A few nights ago, a friend and I were Skyping each other. Since it was a little past dinner-time for me, the laptop was on the kitchen counter when I was making myself some healthy cauliflower and carrot curry. I was also Team-viewering my way into his computer, because he had one of my old hard-drives and I wanted to peek into it.
Looking at old files on a forgotten disk is a sort of perverted self-archaeology that is both life-affirming and creepy. Things that used to be seem relevant once upon a time are now distant, embarrassing. The documents folder yielded old resumes, stray downloaded pictures and half-written Rolling Stone reviews. Most of the other folders had been stripped clean before I left, or had backups of backups in other drives that are here with me. There was the dump of comics that I had transferred temporarily from the piles of CDs and DVDs I had lying around, and my friend was a little overwhelmed by the content. I have never been too tidy with my downloaded files.
We talked about Kyle Baker and Army@Love, remembering old comics and new manga and everything else on our pop culture plates right now. Yes, almost all my conversations morph into variants of this, so don’t judge. At some point, my friend mentioned that he wanted to read an old-school horror book, something that would creep him out and be unputdownable at the same time. I thought about Joe Hill, but he had read all of Hill, most of it before I did. Both of us could not think of anything else at the moment.

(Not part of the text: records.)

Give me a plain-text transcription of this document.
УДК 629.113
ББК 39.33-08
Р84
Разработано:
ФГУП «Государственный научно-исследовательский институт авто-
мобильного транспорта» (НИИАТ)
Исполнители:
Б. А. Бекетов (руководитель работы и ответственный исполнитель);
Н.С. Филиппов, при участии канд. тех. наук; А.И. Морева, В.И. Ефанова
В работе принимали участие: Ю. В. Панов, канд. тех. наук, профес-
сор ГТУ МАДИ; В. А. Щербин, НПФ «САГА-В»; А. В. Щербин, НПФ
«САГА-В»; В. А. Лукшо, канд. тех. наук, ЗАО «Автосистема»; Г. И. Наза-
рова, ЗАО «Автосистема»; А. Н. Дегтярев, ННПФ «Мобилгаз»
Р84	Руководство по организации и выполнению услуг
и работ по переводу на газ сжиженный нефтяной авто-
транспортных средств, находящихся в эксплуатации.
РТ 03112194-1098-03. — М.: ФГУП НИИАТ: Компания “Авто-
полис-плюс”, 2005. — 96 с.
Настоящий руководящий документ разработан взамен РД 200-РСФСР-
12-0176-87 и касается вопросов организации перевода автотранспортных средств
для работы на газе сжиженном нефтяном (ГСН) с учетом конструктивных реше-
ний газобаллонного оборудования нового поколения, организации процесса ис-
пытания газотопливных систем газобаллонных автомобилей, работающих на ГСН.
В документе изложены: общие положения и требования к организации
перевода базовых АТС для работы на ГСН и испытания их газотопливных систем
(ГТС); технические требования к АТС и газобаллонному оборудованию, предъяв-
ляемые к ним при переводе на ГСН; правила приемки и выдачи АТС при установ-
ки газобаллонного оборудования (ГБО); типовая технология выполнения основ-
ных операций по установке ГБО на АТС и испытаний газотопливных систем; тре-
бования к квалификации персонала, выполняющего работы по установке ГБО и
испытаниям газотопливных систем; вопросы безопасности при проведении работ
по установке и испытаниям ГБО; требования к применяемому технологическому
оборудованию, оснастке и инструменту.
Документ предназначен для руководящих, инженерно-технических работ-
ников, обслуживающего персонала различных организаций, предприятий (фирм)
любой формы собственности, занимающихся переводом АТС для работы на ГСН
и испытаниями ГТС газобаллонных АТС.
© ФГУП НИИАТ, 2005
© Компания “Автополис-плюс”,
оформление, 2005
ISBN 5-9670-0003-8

I finished Chuck Hogan and Guillermo del Toro’s The Strain last night. And this is what we were talking about. It starts with a plane landing in JFK airport with everyone but four people aboard the flight dead. The Center for Disease Control gets involved, and the plot proceeds like a tight medical thriller, only with fantastical elements. You can easily find out for yourself what it’s really about, because the first line of the Wikipedia summary gives it away. But I went in without knowing anything except that it was a horror book, and I loved the conceit of the plot. Halfway through the book, I was fairly sure it could not be a standalone story, and I was right! The first reaction was disappointment – I had not finished The Passage, a book based on a similar premise, because the second and third books are due to come out 2012 and 2014. Happily, both sequels to The Strain are out already, the third came out this November. I have now begun The Fall, the second book. Things are proceeding swimmingly. The survivors of the first book are doing well. The dead ones – oh dear. I better shut up right now.
But it’s heartening to find out that my distrust of trilogies seems to be going away slowly, thanks to good content.
I should also mention that you should probably go check out this British movie called Cashback. It’s about break-ups, love, nudity, art and freezing time.
In the middle of the day today, there was a knock on the door. Another USPS package had arrived in my name. ‘Drea the Awesome looked up when I bring it in and open it up, knowing already what it’s going to be. The X-Statix Omnibus, by Peter Milligan and Mike Allred, along with a whole bunch of guest artists like Darwyn Cooke, Philip Bond and Paul Pope. It’s 1200 pages long, and when I pass it over to ‘Drea, she nearly keels over with the weight. “This is a comic?”, she asks. She flips through the pages and then looks up at me. “So you’re going to spend time reading this thing?” “I’ve read this before, but I will probably reread it in a bit, yeah”, I reply, grinning. She shakes her head, mumbling about starting a blog on her experiences with living with a nerd, with a special mention of the many packages that arrive every week. It was not a prudent time to mention that she had been playing Plants vs Zombies the last few nights with the TV on, with an obsession that puts my magpie complex to shame. But I did anyway.